In heaven sin is thus permanently removed from the hearts and imaginations of its inhabitants, along with any traces of guilt, shame, fear, regret, sorrow or pain. “And God shall wipe away every tear from their eyes; there shall be no more death, nor sorrow, nor crying. There shall be no more pain, for the former things have passed away” (Rev. 21:4). Though free will and the program of redemption serve as legitimate counters to the problem of evil, eternal life in heaven remains its ultimate solution. Until the time of its realization, we must remind ourselves that “the sufferings of this present time are not worthy to be compared with the glory which shall be revealed in us” (Rom. 8:18).

For Further Reading

Koukl, Gregory. "Augustine on Evil." Stand to Reason, URL= http://www.str.org/site/News2?page=NewsArticle&id=5124.

Kreeft, Peter, and Tacelli, Ronald.
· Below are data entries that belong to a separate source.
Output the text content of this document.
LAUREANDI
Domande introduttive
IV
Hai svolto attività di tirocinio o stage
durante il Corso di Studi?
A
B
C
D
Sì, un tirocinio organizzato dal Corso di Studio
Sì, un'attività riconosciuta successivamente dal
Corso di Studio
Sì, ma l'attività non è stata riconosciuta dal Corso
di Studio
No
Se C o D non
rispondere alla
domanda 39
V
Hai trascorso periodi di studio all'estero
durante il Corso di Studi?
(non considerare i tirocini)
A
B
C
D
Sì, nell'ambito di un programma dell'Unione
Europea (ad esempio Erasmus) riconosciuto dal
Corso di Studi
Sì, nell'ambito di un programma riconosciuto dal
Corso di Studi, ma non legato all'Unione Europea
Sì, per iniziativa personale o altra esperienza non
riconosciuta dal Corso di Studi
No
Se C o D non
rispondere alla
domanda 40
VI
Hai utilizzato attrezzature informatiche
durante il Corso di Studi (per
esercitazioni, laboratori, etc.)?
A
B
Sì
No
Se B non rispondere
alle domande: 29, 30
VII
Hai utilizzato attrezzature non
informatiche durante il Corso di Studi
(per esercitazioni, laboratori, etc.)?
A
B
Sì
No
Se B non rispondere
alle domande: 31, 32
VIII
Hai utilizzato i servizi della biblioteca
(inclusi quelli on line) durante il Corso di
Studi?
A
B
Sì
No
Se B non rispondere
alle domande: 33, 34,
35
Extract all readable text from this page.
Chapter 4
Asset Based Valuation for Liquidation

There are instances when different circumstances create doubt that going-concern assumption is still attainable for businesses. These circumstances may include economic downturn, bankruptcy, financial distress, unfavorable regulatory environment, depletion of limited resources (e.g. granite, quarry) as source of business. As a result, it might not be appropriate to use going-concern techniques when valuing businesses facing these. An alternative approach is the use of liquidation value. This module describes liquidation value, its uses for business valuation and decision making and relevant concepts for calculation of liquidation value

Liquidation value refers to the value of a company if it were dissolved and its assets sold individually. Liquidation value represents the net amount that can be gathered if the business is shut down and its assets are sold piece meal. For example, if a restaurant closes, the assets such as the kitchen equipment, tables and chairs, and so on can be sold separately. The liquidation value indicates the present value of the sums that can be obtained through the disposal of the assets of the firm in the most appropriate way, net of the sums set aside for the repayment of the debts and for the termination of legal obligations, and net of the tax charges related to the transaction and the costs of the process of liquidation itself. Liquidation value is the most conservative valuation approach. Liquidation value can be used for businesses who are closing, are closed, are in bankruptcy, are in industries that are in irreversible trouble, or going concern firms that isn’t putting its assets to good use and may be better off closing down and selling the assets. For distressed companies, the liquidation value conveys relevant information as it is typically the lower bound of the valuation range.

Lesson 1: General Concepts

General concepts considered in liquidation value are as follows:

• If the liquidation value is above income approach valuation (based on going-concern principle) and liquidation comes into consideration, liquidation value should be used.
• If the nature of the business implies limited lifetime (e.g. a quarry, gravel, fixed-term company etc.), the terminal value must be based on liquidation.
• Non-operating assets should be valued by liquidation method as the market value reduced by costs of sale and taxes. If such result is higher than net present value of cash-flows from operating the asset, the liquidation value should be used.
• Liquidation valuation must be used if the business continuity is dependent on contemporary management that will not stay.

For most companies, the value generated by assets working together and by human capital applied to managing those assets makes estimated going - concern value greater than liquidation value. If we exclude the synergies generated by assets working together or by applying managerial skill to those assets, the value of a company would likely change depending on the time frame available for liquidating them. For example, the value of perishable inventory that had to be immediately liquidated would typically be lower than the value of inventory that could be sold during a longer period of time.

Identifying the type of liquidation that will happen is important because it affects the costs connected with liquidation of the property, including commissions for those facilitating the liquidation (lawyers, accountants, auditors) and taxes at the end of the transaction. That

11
Handbook of Christian Apologetics. Downers Grove, Ill: Intervarsity, 1994.

Lewis, C. S. The Problem of Pain. San Francisco: Harper, 2001 (orig. 1947).

Martin, Raymond, & Bernard, Christopher, eds. God Matters: Readings in the Philosophy of Religion. New York: Longman, 2003.

Naselli, Andrew. "How Could a Good God Allow Suffering and Evil? A Biblical Approach to the Logical and Emotional Problems of Evil." Crossway Community Church Difficult Issues Series, 2008. URL= http://andynaselli.com/wp-content/uploads/2008_problem_of_evil_handout.pdf?9d7bd4

Sproul, R. C. Essential Truths of the Christian Faith. Wheaton, Ill: Tyndale, 1992.

Strobel, Lee. The Case for Faith. Grand Rapids, MI: Zondervan, 2000.